The high court has barred the Kenya Revenue Authority (KRA) from imposing a 16% Value Added Tax (VAT) on membership and entrance fees for Ruiru, Sigona, Thika, and Kiambu Golf Clubs.
The dispute began when KRA conducted a compliance check in 2016 and 2017, discovering that these golf clubs were not charging VAT on their membership and entrance fees. KRA argued that these fees should be subject to VAT, as they are payments for services rendered by the clubs. The tax authority demanded over KSh 40 million from the clubs for the years 2015 and 2016.
However, the golf clubs contended that they were exempt from VAT under Paragraph II Part II of the First Schedule of the VAT Act 2013, as clarified by a public notice issued in 2001. They argued that the fees were contributions towards the maintenance and operations of the clubs, not payments for services or goods.
Justice Nixon Sifuna upheld the decision of the Tax Appeals Tribunal from March 2020, which had ruled in favor of the golf clubs. The judge emphasized that the membership and entrance fees are not taxable as they do not constitute payments for goods or services. Instead, these fees are used for the upkeep of the club facilities and the retention of membership.

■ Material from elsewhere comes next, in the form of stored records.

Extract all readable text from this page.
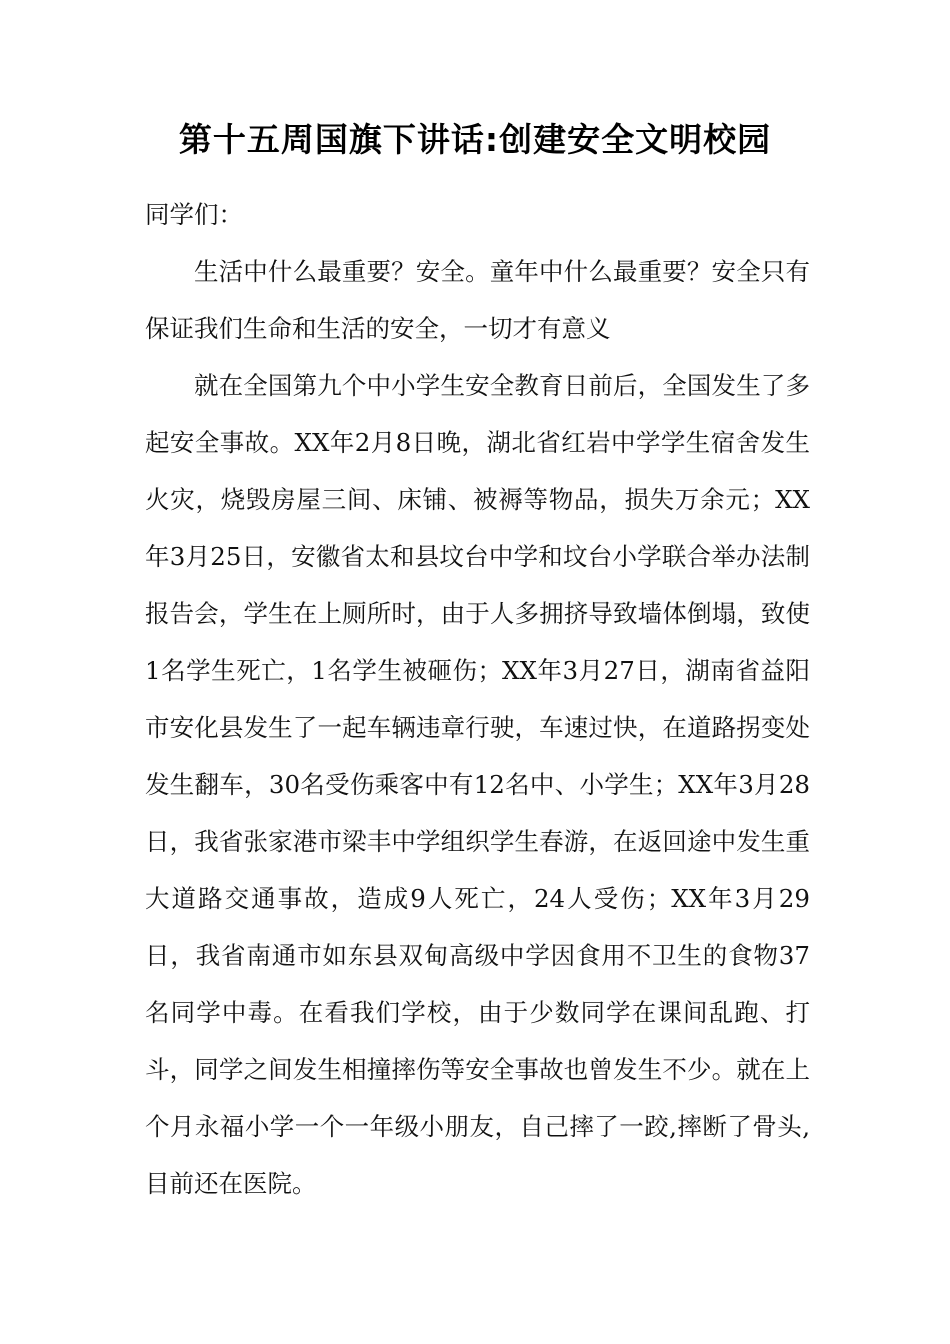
第十五周国旗下讲话:创建安全文明校园

同学们：

生活中什么最重要？安全。童年中什么最重要？安全只有保证我们生命和生活的安全，一切才有意义

就在全国第九个中小学生安全教育日前后，全国发生了多起安全事故。XX年2月8日晚，湖北省红岩中学学生宿舍发生火灾，烧毁房屋三间、床铺、被褥等物品，损失万余元；XX年3月25日，安徽省太和县坟台中学和坟台小学联合举办法制报告会，学生在上厕所时，由于人多拥挤导致墙体倒塌，致使1名学生死亡，1名学生被砸伤；XX年3月27日，湖南省益阳市安化县发生了一起车辆违章行驶，车速过快，在道路拐变处发生翻车，30名受伤乘客中有12名中、小学生；XX年3月28日，我省张家港市梁丰中学组织学生春游，在返回途中发生重大道路交通事故，造成9人死亡，24人受伤；XX年3月29日，我省南通市如东县双甸高级中学因食用不卫生的食物37名同学中毒。在看我们学校，由于少数同学在课间乱跑、打斗，同学之间发生相撞摔伤等安全事故也曾发生不少。就在上个月永福小学一个一年级小朋友，自己摔了一跤,摔断了骨头,目前还在医院。
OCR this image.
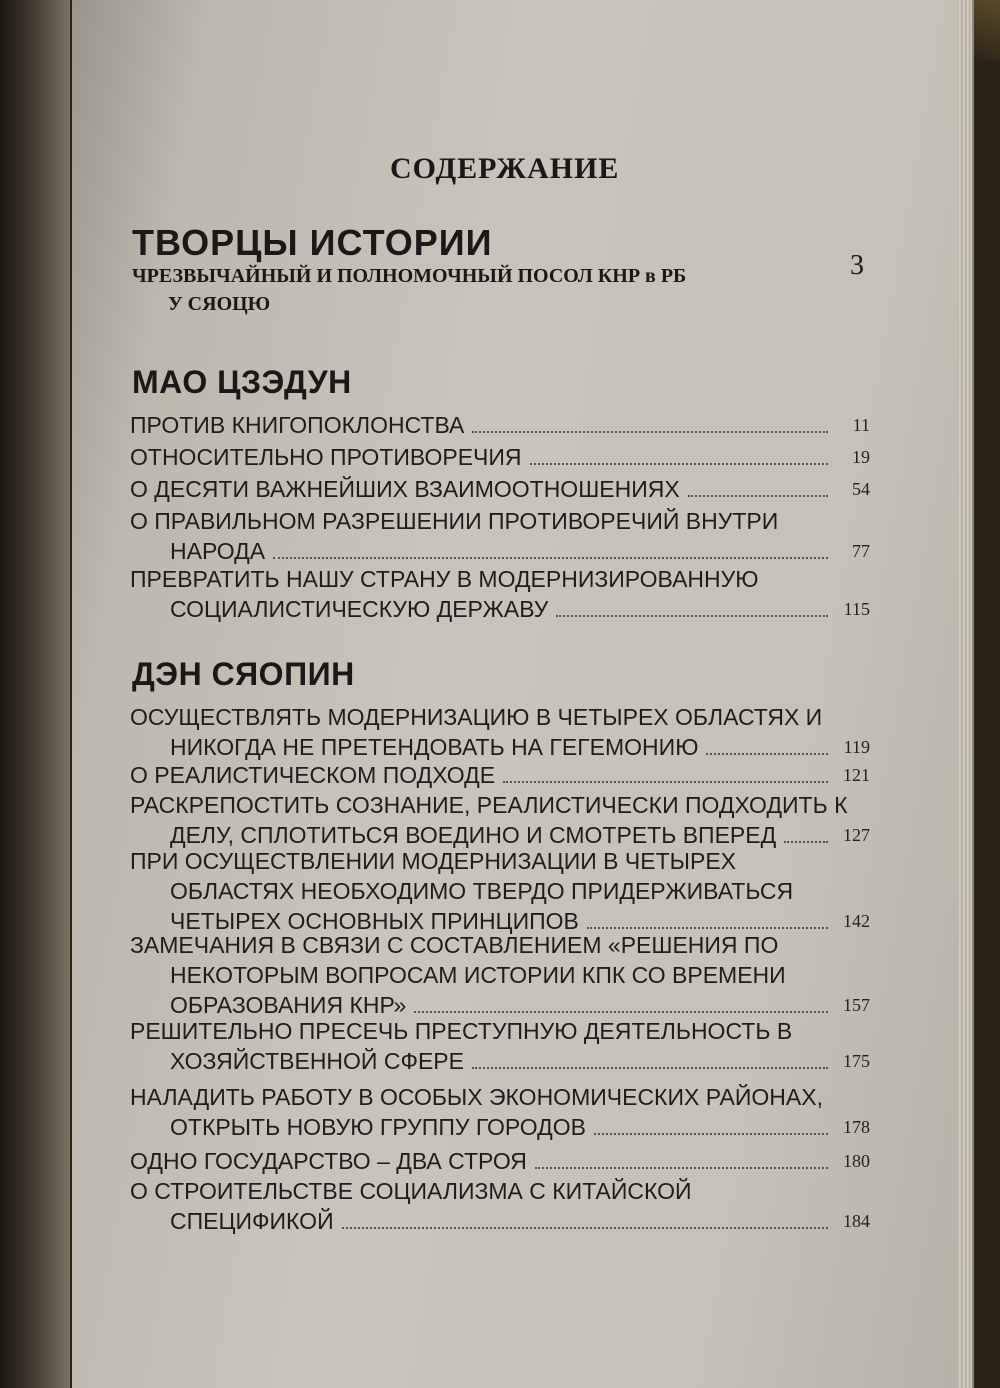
СОДЕРЖАНИЕ
ТВОРЦЫ ИСТОРИИ
ЧРЕЗВЫЧАЙНЫЙ И ПОЛНОМОЧНЫЙ ПОСОЛ КНР в РБ
У СЯОЦЮ
3
МАО ЦЗЭДУН
ПРОТИВ КНИГОПОКЛОНСТВА	11
ОТНОСИТЕЛЬНО ПРОТИВОРЕЧИЯ	19
О ДЕСЯТИ ВАЖНЕЙШИХ ВЗАИМООТНОШЕНИЯХ	54
О ПРАВИЛЬНОМ РАЗРЕШЕНИИ ПРОТИВОРЕЧИЙ ВНУТРИ
НАРОДА	77
ПРЕВРАТИТЬ НАШУ СТРАНУ В МОДЕРНИЗИРОВАННУЮ
СОЦИАЛИСТИЧЕСКУЮ ДЕРЖАВУ	115
ДЭН СЯОПИН
ОСУЩЕСТВЛЯТЬ МОДЕРНИЗАЦИЮ В ЧЕТЫРЕХ ОБЛАСТЯХ И
НИКОГДА НЕ ПРЕТЕНДОВАТЬ НА ГЕГЕМОНИЮ	119
О РЕАЛИСТИЧЕСКОМ ПОДХОДЕ	121
РАСКРЕПОСТИТЬ СОЗНАНИЕ, РЕАЛИСТИЧЕСКИ ПОДХОДИТЬ К
ДЕЛУ, СПЛОТИТЬСЯ ВОЕДИНО И СМОТРЕТЬ ВПЕРЕД	127
ПРИ ОСУЩЕСТВЛЕНИИ МОДЕРНИЗАЦИИ В ЧЕТЫРЕХ
ОБЛАСТЯХ НЕОБХОДИМО ТВЕРДО ПРИДЕРЖИВАТЬСЯ
ЧЕТЫРЕХ ОСНОВНЫХ ПРИНЦИПОВ	142
ЗАМЕЧАНИЯ В СВЯЗИ С СОСТАВЛЕНИЕМ «РЕШЕНИЯ ПО
НЕКОТОРЫМ ВОПРОСАМ ИСТОРИИ КПК СО ВРЕМЕНИ
ОБРАЗОВАНИЯ КНР»	157
РЕШИТЕЛЬНО ПРЕСЕЧЬ ПРЕСТУПНУЮ ДЕЯТЕЛЬНОСТЬ В
ХОЗЯЙСТВЕННОЙ СФЕРЕ	175
НАЛАДИТЬ РАБОТУ В ОСОБЫХ ЭКОНОМИЧЕСКИХ РАЙОНАХ,
ОТКРЫТЬ НОВУЮ ГРУППУ ГОРОДОВ	178
ОДНО ГОСУДАРСТВО – ДВА СТРОЯ	180
О СТРОИТЕЛЬСТВЕ СОЦИАЛИЗМА С КИТАЙСКОЙ
СПЕЦИФИКОЙ	184
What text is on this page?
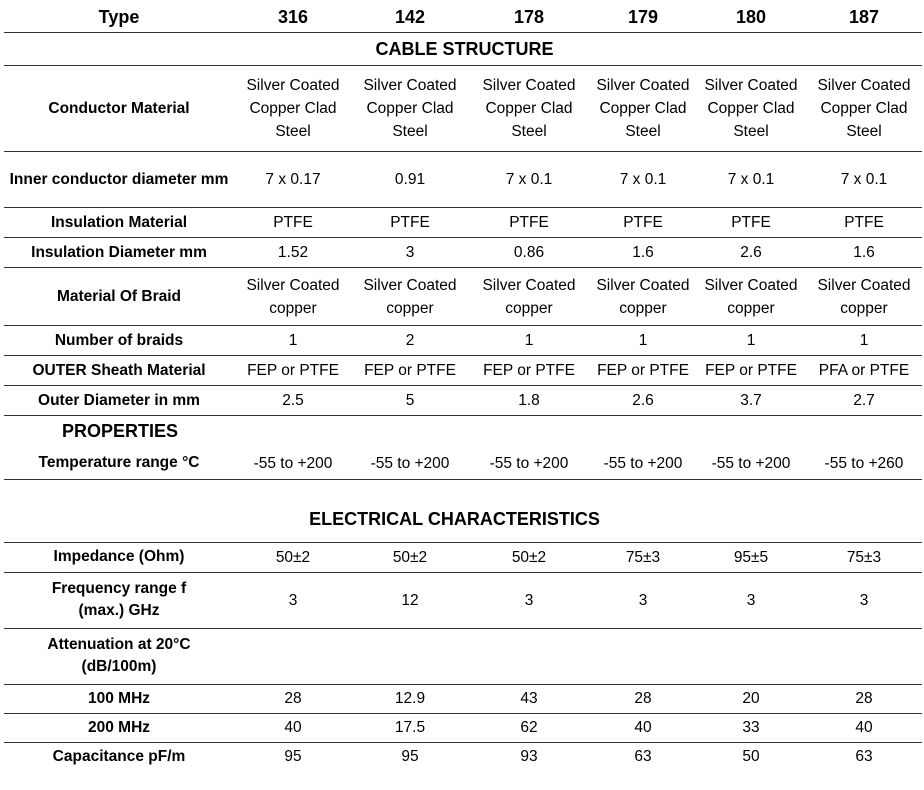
Type	316	142	178	179	180	187
CABLE STRUCTURE						
Conductor Material	Silver Coated Copper Clad Steel	Silver Coated Copper Clad Steel	Silver Coated Copper Clad Steel	Silver Coated Copper Clad Steel	Silver Coated Copper Clad Steel	Silver Coated Copper Clad Steel
Inner conductor diameter mm	7 x 0.17	0.91	7 x 0.1	7 x 0.1	7 x 0.1	7 x 0.1
Insulation Material	PTFE	PTFE	PTFE	PTFE	PTFE	PTFE
Insulation Diameter mm	1.52	3	0.86	1.6	2.6	1.6
Material Of Braid	Silver Coated copper	Silver Coated copper	Silver Coated copper	Silver Coated copper	Silver Coated copper	Silver Coated copper
Number of braids	1	2	1	1	1	1
OUTER Sheath Material	FEP or PTFE	FEP or PTFE	FEP or PTFE	FEP or PTFE	FEP or PTFE	PFA or PTFE
Outer Diameter in mm	2.5	5	1.8	2.6	3.7	2.7
PROPERTIES						
Temperature range °C	-55 to +200	-55 to +200	-55 to +200	-55 to +200	-55 to +200	-55 to +260

ELECTRICAL CHARACTERISTICS						
Impedance (Ohm)	50±2	50±2	50±2	75±3	95±5	75±3
Frequency range f (max.) GHz	3	12	3	3	3	3
Attenuation at 20°C (dB/100m)						
100 MHz	28	12.9	43	28	20	28
200 MHz	40	17.5	62	40	33	40
Capacitance pF/m	95	95	93	63	50	63
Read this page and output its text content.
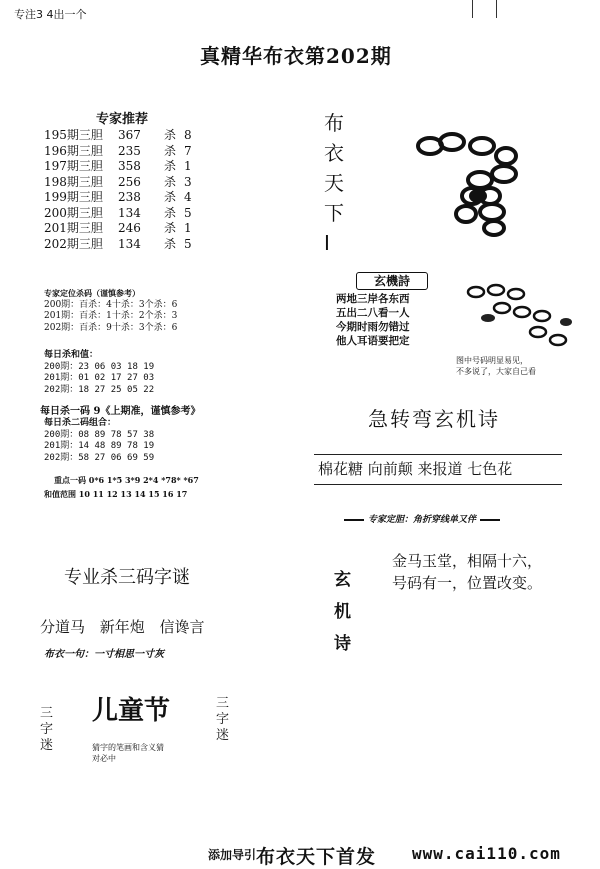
专注3 4出一个
真精华布衣第202期
专家推荐
195期三胆 367 杀 8
196期三胆 235 杀 7
197期三胆 358 杀 1
198期三胆 256 杀 3
199期三胆 238 杀 4
200期三胆 134 杀 5
201期三胆 246 杀 1
202期三胆 134 杀 5
专家定位杀码（谨慎参考）
200期：百杀：4十杀：3个杀：6
201期：百杀：1十杀：2个杀：3
202期：百杀：9十杀：3个杀：6
每日杀和值：
200期：23 06 03 18 19
201期：01 02 17 27 03
202期：18 27 25 05 22
每日杀一码 9《上期准，谨慎参考》
每日杀二码组合：
200期：08 89 78 57 38
201期：14 48 89 78 19
202期：58 27 06 69 59
重点一码 0*6 1*5 3*9 2*4 *78* *67
和值范围 10 11 12 13 14 15 16 17
专业杀三码字谜
分道马 新年炮 信谗言
布衣一句：一寸相思一寸灰
三字迷
儿童节	三字迷
猜字的笔画和含义猜
对必中
布衣天下I
玄機詩
两地三岸各东西
五出二八看一人
今期时雨勿错过
他人耳语要把定
图中号码明显易见，
不多说了，大家自己看
急转弯玄机诗
棉花糖 向前颠 来报道 七色花
专家定胆：角折穿线单又伴
玄机诗
金马玉堂，相隔十六，
号码有一，位置改变。
添加导引 布衣天下首发 www.cai110.com
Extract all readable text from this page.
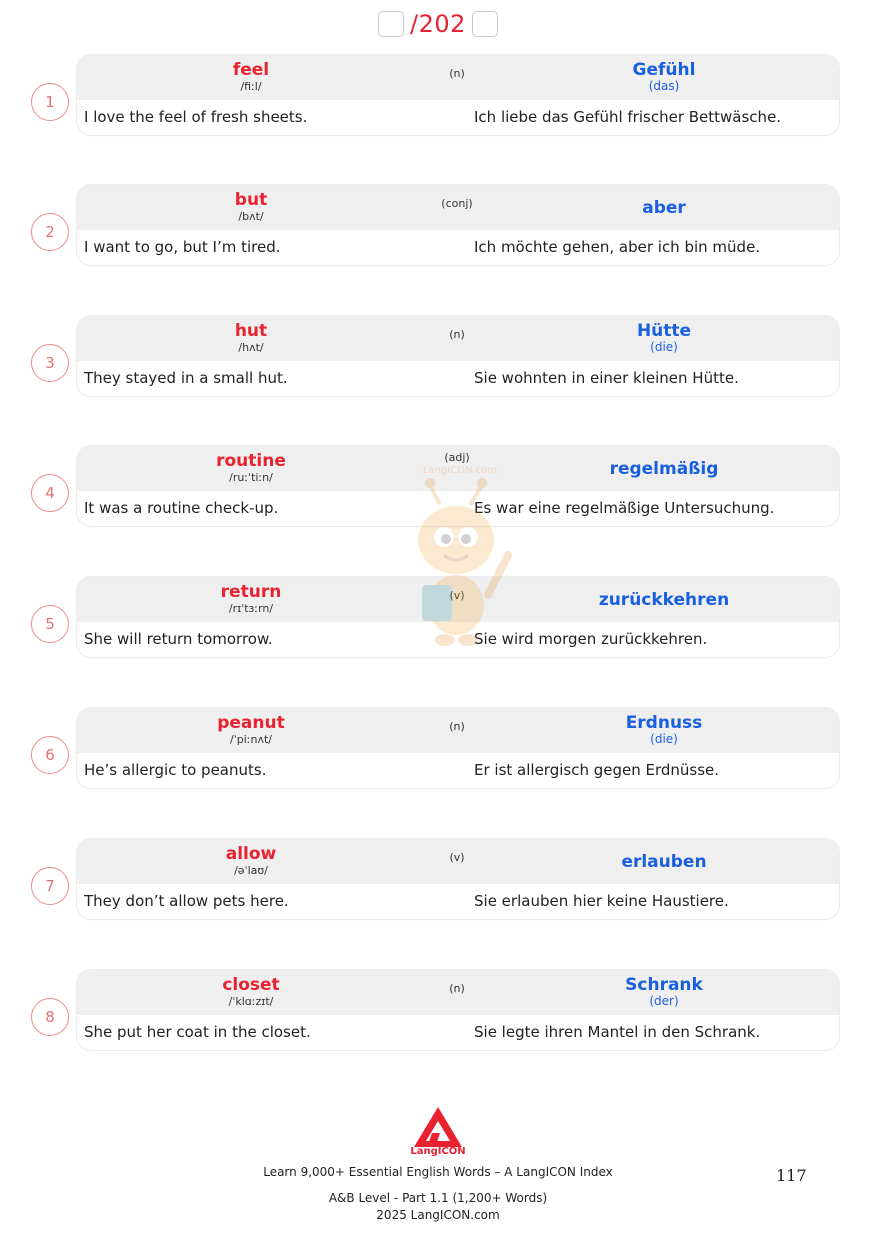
/202
1
feel
/fiːl/
(n)	Gefühl
(das)
I love the feel of fresh sheets.	Ich liebe das Gefühl frischer Bettwäsche.
2
but
/bʌt/
(conj)	aber
I want to go, but I’m tired.	Ich möchte gehen, aber ich bin müde.
3
hut
/hʌt/
(n)	Hütte
(die)
They stayed in a small hut.	Sie wohnten in einer kleinen Hütte.
4
routine
/ruːˈtiːn/
(adj)
regelmäßig
It was a routine check-up.	Es war eine regelmäßige Untersuchung.
5
return
/rɪˈtɜːrn/
(v)	zurückkehren
She will return tomorrow.	Sie wird morgen zurückkehren.
6
peanut
/ˈpiːnʌt/
(n)	Erdnuss
(die)
He’s allergic to peanuts.	Er ist allergisch gegen Erdnüsse.
7
allow
/əˈlaʊ/
(v)	erlauben
They don’t allow pets here.	Sie erlauben hier keine Haustiere.
8
closet
/ˈklɑːzɪt/
(n)	Schrank
(der)
She put her coat in the closet.	Sie legte ihren Mantel in den Schrank.
LangICON.com
LangICON
Learn 9,000+ Essential English Words – A LangICON Index
A&B Level - Part 1.1 (1,200+ Words)
2025 LangICON.com
117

The court distinguished between “capital” and “income,” noting that the fees in question are part of the capital used for maintaining the clubs, rather than income generated from business activities. Therefore, they do not fall under the purview of VAT.
This ruling sets a precedent for other recreational clubs and organizations operating on a non-profit basis. It reinforces the principle that not all payments received by such entities are subject to VAT, particularly when they are used solely for maintenance and operational purposes.